Compare this with the playful and whimsical chirps of Moonlight Kids’ recent open-world storybook adventure The Wild at Heart, and you can hear the depth of Roddy’s creative range:

The Wild at Heart screenshot. Source: Steam.

Tunnel of Trees - The Wild at Heart OST (Amos Roddy)

Tunnel of Trees - The Wild at Heart OST (Amos Roddy)

The explosion of indie games in recent years has given a platform to talented musicians to craft unique and memorable soundtracks. Among many others, producers such as a Darren Korb (Hades, Pyre, Transistor), David Fenn (Death’s Door), Lifeformed and Janice Kwan (Tunic) and Lena Raine (Celeste, Chicory: A Colorful Tale) are all crafting unique and atmospheric soundscapes for modern indies. Given the quality of Amos Roddy’s output over the past several years, he’s thoroughly deserving of a place amongst his artistic peers and is definitely one to watch closely.
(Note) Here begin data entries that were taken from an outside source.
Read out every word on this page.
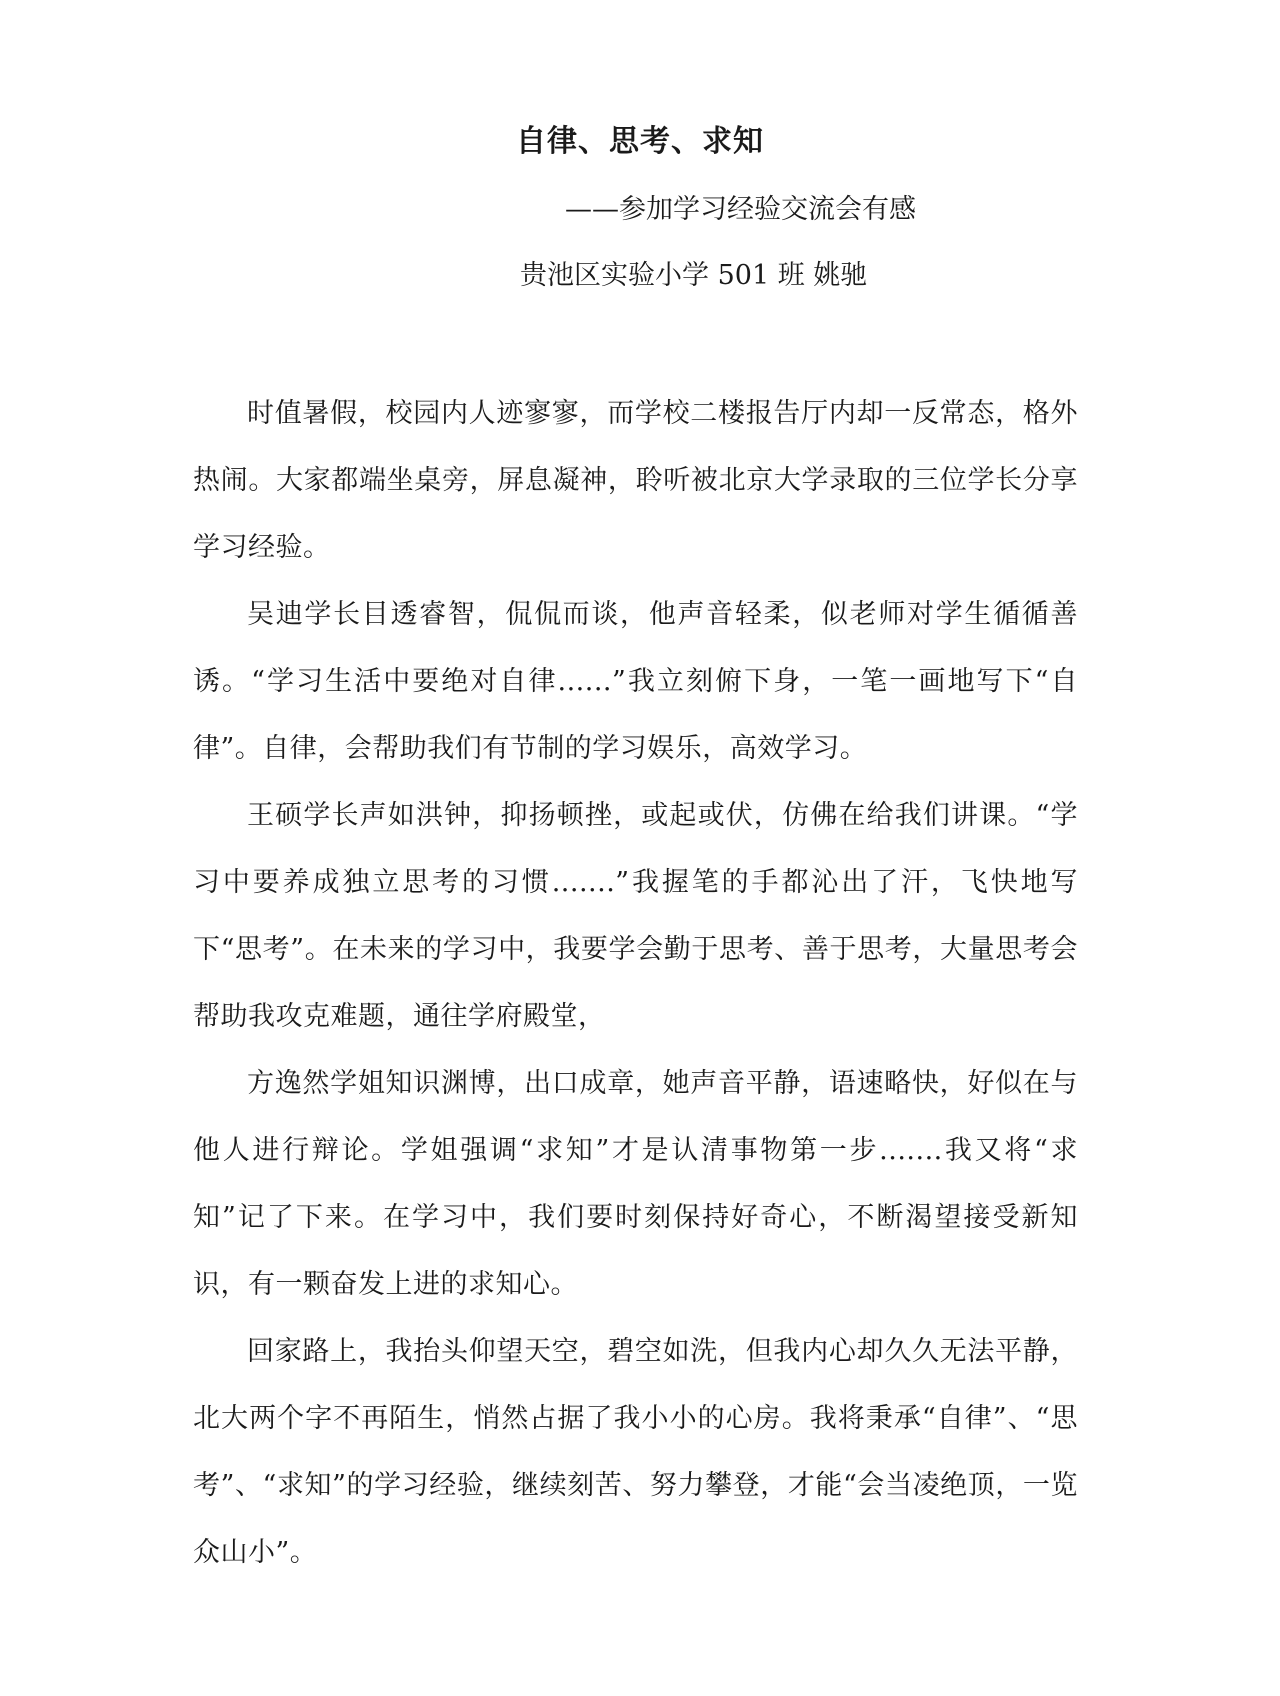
自律、思考、求知
——参加学习经验交流会有感
贵池区实验小学 501 班 姚驰

时值暑假，校园内人迹寥寥，而学校二楼报告厅内却一反常态，格外热闹。大家都端坐桌旁，屏息凝神，聆听被北京大学录取的三位学长分享学习经验。

吴迪学长目透睿智，侃侃而谈，他声音轻柔，似老师对学生循循善诱。“学习生活中要绝对自律......”我立刻俯下身，一笔一画地写下“自律”。自律，会帮助我们有节制的学习娱乐，高效学习。

王硕学长声如洪钟，抑扬顿挫，或起或伏，仿佛在给我们讲课。“学习中要养成独立思考的习惯.......”我握笔的手都沁出了汗，飞快地写下“思考”。在未来的学习中，我要学会勤于思考、善于思考，大量思考会帮助我攻克难题，通往学府殿堂，

方逸然学姐知识渊博，出口成章，她声音平静，语速略快，好似在与他人进行辩论。学姐强调“求知”才是认清事物第一步.......我又将“求知”记了下来。在学习中，我们要时刻保持好奇心，不断渴望接受新知识，有一颗奋发上进的求知心。

回家路上，我抬头仰望天空，碧空如洗，但我内心却久久无法平静，北大两个字不再陌生，悄然占据了我小小的心房。我将秉承“自律”、“思考”、“求知”的学习经验，继续刻苦、努力攀登，才能“会当凌绝顶，一览众山小”。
To close out this auditory deep-dive, here’s another track from the Citizen Sleeper OST. Aptly named Sleeper, it conjures up those feelings of hopeful loneliness, somewhere deep in space, struggling to survive in a harsh world full of potential:

Sleeper - Citizen Sleeper OST (Amos Roddy)

Sleeper - Citizen Sleeper OST (Amos Roddy)

Citizen Sleeper screenshot. Source: Author.